Hors, 70% du temps libre est consacré à la télévision alors que la lecture incarne moins d’1%. Un constat a fortiori saisissant lorsque l’audience télévisuelle est représentée à 86% par des programmes grand public (divertissements, fictions) contre 14% pour les contenus plus exigeants (émissions culturelles, films d’auteurs,..).
“Se divertir, c’est détourner la pensée de ce dont on souffre pour mieux le supporter” citait le philosophe B. Pascal. Ces mots encore d’actualité au sein d’une société qui aspire à faire diversion de son quotidien, favorisant de facto la croissance du divertissement tel un échappatoire du réel et de l’ennui. Selon Havas, 83% des personnes considèrent le divertissement vital.
De plus, le désir accru au plaisir immédiat transforme le temps libre en un marché, celui de l’attention. Une aubaine pour l’industrie des réseaux sociaux, du streaming ou encore des jeux vidéo, sucreries cognitives offrant à chacun la possibilité de laisser instantanément vagabonder son esprit comme une dépendance à l’inaction, où la place à la réflexion n’est plus. P. Le Lay, ancien PDG de TF1, déclarait : “Ce que nous vendons à Coca-Cola, c’est du temps de cerveau humain disponible”.

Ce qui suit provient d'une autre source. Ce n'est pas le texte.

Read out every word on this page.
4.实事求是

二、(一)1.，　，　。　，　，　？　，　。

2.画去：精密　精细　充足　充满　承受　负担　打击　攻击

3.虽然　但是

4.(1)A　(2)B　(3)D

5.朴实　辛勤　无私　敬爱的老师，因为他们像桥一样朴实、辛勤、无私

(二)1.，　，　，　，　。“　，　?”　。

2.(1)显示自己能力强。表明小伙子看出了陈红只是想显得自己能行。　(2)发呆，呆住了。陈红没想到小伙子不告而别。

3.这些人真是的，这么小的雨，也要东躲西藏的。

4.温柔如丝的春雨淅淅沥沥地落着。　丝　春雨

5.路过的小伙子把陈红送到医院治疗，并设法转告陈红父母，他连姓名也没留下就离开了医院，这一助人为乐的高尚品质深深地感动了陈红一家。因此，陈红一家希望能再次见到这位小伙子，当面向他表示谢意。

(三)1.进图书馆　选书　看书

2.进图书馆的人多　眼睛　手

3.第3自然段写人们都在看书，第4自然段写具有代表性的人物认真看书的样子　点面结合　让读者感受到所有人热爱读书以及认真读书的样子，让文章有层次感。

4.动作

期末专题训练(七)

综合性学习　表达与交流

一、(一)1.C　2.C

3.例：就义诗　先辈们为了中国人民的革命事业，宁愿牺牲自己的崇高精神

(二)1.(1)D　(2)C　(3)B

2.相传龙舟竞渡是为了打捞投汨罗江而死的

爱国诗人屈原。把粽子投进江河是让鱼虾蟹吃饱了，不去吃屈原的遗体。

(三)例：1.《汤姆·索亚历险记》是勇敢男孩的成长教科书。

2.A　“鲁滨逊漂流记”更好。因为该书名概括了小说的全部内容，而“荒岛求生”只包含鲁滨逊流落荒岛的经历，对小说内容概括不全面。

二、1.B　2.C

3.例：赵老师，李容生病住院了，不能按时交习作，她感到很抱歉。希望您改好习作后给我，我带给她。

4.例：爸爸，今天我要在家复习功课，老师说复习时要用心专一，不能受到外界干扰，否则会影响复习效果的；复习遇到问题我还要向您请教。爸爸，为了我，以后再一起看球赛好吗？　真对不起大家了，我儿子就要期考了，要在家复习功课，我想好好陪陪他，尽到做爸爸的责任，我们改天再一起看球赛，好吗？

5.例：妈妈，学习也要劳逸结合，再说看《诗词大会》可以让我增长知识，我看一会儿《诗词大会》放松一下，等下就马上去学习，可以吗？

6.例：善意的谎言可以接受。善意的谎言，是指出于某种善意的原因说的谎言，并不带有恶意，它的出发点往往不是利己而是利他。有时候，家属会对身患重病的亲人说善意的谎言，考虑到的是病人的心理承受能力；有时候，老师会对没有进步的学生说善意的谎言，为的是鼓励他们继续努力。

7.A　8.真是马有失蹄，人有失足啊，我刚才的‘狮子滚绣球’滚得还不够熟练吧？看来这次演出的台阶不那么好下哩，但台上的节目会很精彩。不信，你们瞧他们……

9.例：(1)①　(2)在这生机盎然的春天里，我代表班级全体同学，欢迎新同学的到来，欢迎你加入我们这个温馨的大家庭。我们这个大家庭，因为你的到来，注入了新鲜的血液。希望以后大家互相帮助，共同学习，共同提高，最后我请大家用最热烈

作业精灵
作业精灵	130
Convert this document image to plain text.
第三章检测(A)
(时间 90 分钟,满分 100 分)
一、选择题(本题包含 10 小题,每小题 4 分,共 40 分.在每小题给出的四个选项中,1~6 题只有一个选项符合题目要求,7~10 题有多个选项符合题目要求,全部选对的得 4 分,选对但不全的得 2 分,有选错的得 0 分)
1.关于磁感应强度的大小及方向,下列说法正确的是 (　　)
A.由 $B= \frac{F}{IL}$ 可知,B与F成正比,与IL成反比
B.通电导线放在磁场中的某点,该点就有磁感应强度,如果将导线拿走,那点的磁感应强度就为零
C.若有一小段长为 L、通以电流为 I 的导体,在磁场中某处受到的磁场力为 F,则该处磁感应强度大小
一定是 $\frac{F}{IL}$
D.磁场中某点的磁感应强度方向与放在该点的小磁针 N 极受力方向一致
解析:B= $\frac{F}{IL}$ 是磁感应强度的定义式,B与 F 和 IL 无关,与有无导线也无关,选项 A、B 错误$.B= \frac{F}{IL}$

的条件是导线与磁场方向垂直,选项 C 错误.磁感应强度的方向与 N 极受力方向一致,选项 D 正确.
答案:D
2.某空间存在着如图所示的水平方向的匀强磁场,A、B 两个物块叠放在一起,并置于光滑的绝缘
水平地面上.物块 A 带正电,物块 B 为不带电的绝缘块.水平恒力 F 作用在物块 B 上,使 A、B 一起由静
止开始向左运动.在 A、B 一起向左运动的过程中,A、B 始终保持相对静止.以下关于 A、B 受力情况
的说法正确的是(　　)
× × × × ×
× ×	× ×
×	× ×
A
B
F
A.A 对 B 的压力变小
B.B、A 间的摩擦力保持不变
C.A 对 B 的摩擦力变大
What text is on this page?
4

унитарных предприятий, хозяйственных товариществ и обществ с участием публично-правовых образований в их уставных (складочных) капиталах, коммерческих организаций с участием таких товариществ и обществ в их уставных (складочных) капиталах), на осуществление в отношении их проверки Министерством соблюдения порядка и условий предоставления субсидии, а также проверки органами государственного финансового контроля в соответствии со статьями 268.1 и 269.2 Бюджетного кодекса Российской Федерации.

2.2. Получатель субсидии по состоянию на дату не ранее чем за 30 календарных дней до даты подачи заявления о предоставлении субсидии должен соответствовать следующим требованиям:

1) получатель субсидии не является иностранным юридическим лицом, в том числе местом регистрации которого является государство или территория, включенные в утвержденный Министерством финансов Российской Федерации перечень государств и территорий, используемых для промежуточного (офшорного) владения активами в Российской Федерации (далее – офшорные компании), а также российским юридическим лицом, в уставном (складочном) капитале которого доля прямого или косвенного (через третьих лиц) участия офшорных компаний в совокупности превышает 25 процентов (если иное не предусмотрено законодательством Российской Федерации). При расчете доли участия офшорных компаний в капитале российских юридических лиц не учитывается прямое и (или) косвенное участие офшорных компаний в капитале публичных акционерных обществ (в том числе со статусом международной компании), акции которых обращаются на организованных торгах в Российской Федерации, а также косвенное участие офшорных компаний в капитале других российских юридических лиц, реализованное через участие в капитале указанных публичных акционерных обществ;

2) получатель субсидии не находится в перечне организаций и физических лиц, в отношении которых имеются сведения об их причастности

Le besoin de se divertir est légitime pour s’évader un instant des contraintes et servitudes de la vie mais cette passivité ne doit être une finalité. Savoir, c’est choisir d’être libre. Rendre les divertissements davantage culturels et la culture divertissante est l’opportunité de penser, d’agir et de se construire. “La culture, c’est ce qui répond à l’homme quand il se demande ce qu’il fait sur terre”, A. Malraux.